4. Review Your Credit Report and Score
One vital step in securing financing for your farm is to understand your credit rating and how it might affect your chances of approval. Even if you have some idea of what your credit score is and how past debts might be impacting it, knowing for sure can help you avoid any unpleasant surprises at your loan meeting. You might want to keep in mind that your credit score is not the same as your credit report, and understanding how one affects the other can be an important factor in securing a farm loan.
You can receive your credit report annually for free from one of the three major credit reporting companies: Equifax, TransUnion, and Experian. Your report lists outstanding debts, what debt, if any, has been reported to the company, and lists charge-offs and existing debt. The contents of this report can affect your credit score, which is largely determined by your payment history and current debt. While not all farming lenders compute risk the same way, knowing this information can help you prepare for your interview.

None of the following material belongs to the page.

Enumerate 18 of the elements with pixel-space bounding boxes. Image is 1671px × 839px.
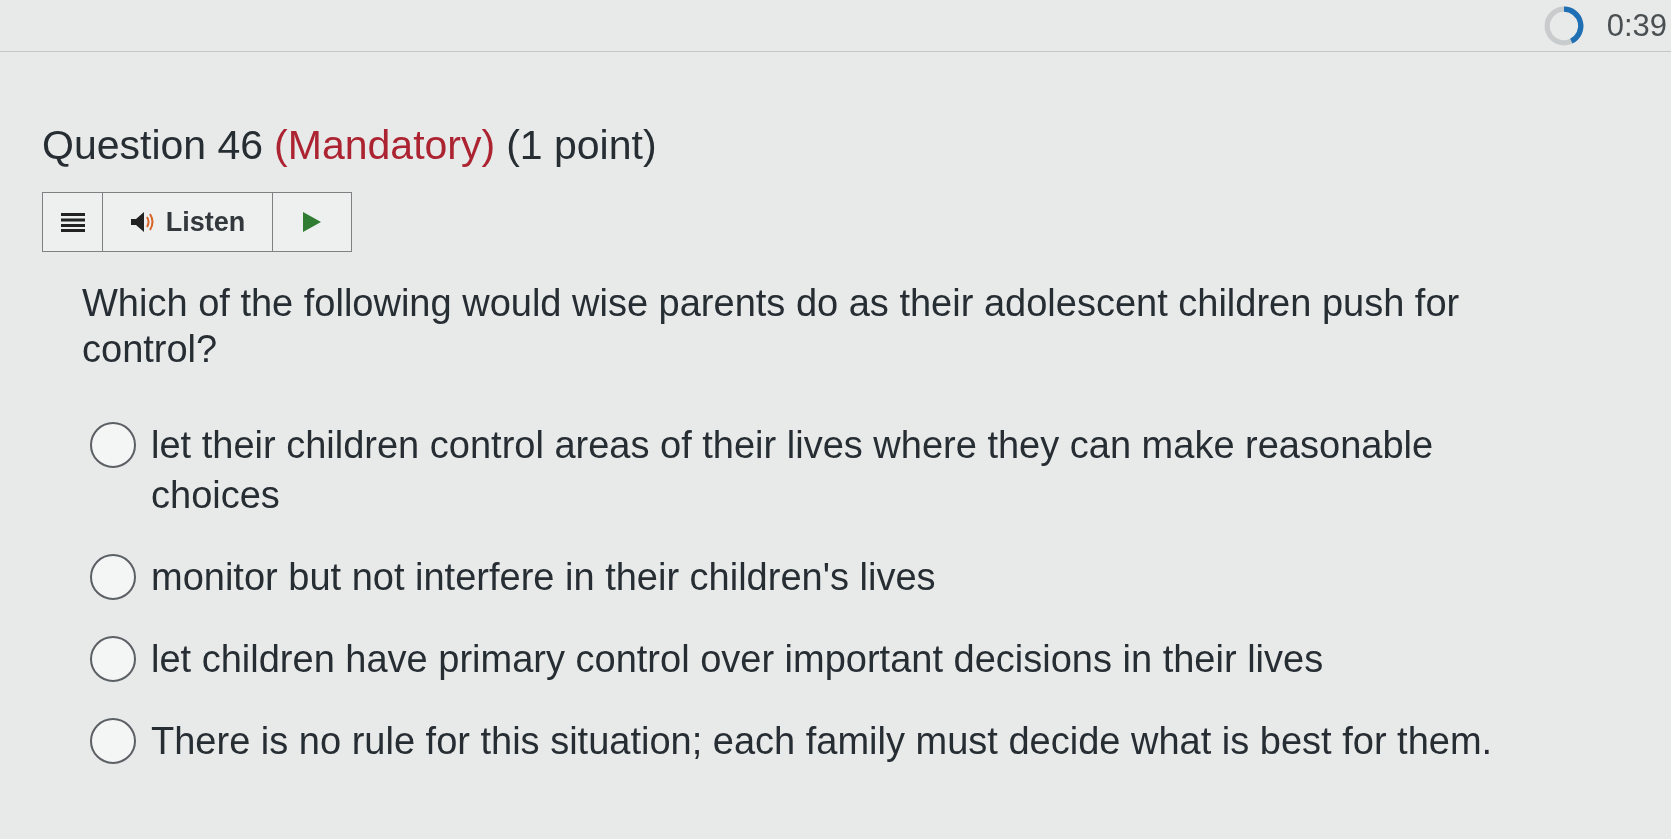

5. Compare Lenders Based on Your Needs
Borrowing conservatively based on your farm’s needs can help you avoid inflated loan payments and the need to struggle financially during your first year of farming. You can avoid this error by comparing lenders before applying and finding one that suits your future farm’s specific needs.

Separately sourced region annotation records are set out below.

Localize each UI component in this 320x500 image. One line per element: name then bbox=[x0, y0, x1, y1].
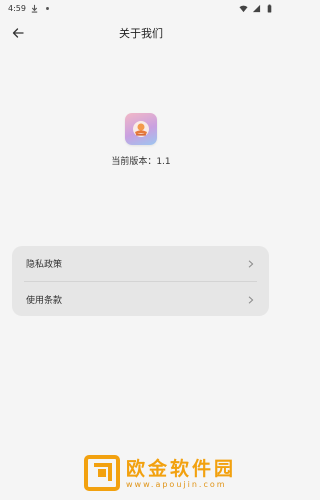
status-time: 4:59 bbox=[8, 3, 26, 13]
watermark-name: 欧金软件园 bbox=[126, 457, 237, 480]
privacy-policy-item[interactable]: 隐私政策 bbox=[12, 246, 269, 281]
version-text: 当前版本：1.1 bbox=[111, 157, 171, 167]
download-icon bbox=[30, 4, 39, 13]
wifi-icon bbox=[239, 4, 248, 13]
app-logo-icon bbox=[125, 113, 157, 145]
app-bar: 关于我们 bbox=[0, 18, 282, 48]
notification-dot-icon bbox=[43, 4, 52, 13]
watermark-url: www.apoujin.com bbox=[126, 479, 227, 489]
chevron-right-icon bbox=[247, 259, 255, 268]
menu-card: 隐私政策 使用条款 bbox=[12, 246, 269, 316]
back-button[interactable] bbox=[6, 21, 30, 45]
battery-icon bbox=[265, 4, 274, 13]
status-bar: 4:59 bbox=[0, 0, 282, 16]
watermark-logo-icon bbox=[84, 455, 120, 491]
watermark: 欧金软件园 www.apoujin.com bbox=[84, 452, 274, 494]
page-title: 关于我们 bbox=[119, 27, 163, 40]
chevron-right-icon bbox=[247, 295, 255, 304]
arrow-left-icon bbox=[12, 27, 24, 39]
terms-of-use-label: 使用条款 bbox=[26, 296, 63, 306]
signal-icon bbox=[252, 4, 261, 13]
terms-of-use-item[interactable]: 使用条款 bbox=[12, 282, 269, 316]
privacy-policy-label: 隐私政策 bbox=[26, 260, 63, 270]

One way to compare lenders is to consider which specific services they offer. For example, Western AgCredit has a variety of loans available that include equipment and operating funding, as well as revolving lines of credit that may help you keep your farm running without the need for applying for new loans in the future. Matching an agricultural lender with your farm’s needs can help you keep loan payments and operating costs reasonable.
6. Make an Initial Investment
Today’s agricultural market has prompted many lenders to look for borrowers who have already made an initial investment in their farm. While this does not mean automatic disqualification for a loan if you are a first-time farmer, some lenders expect to see that you have invested at least some capital into equipment, land, or livestock. Doing so may show lenders that you are serious about your future farming plans and are committed to your business plan.
7. Assess Future Risks
One factor that you may want to consider is how you might deal with future financial risks on your farm, as your lender will probably be looking at them as well. Equipment breakdown, storms and early freezes that kill crops, or a disease that wipes out your chickens can all mean a financial loss. Being able to discuss these risks and how you might protect yourself from defaulting on your loan because of them can make a lender feel more confident about approving you.
As a first-time farmer, making financial decisions and finding funding can be daunting. However, when you are well prepared and confident about your agricultural business plan, your chances of securing a loan can flourish.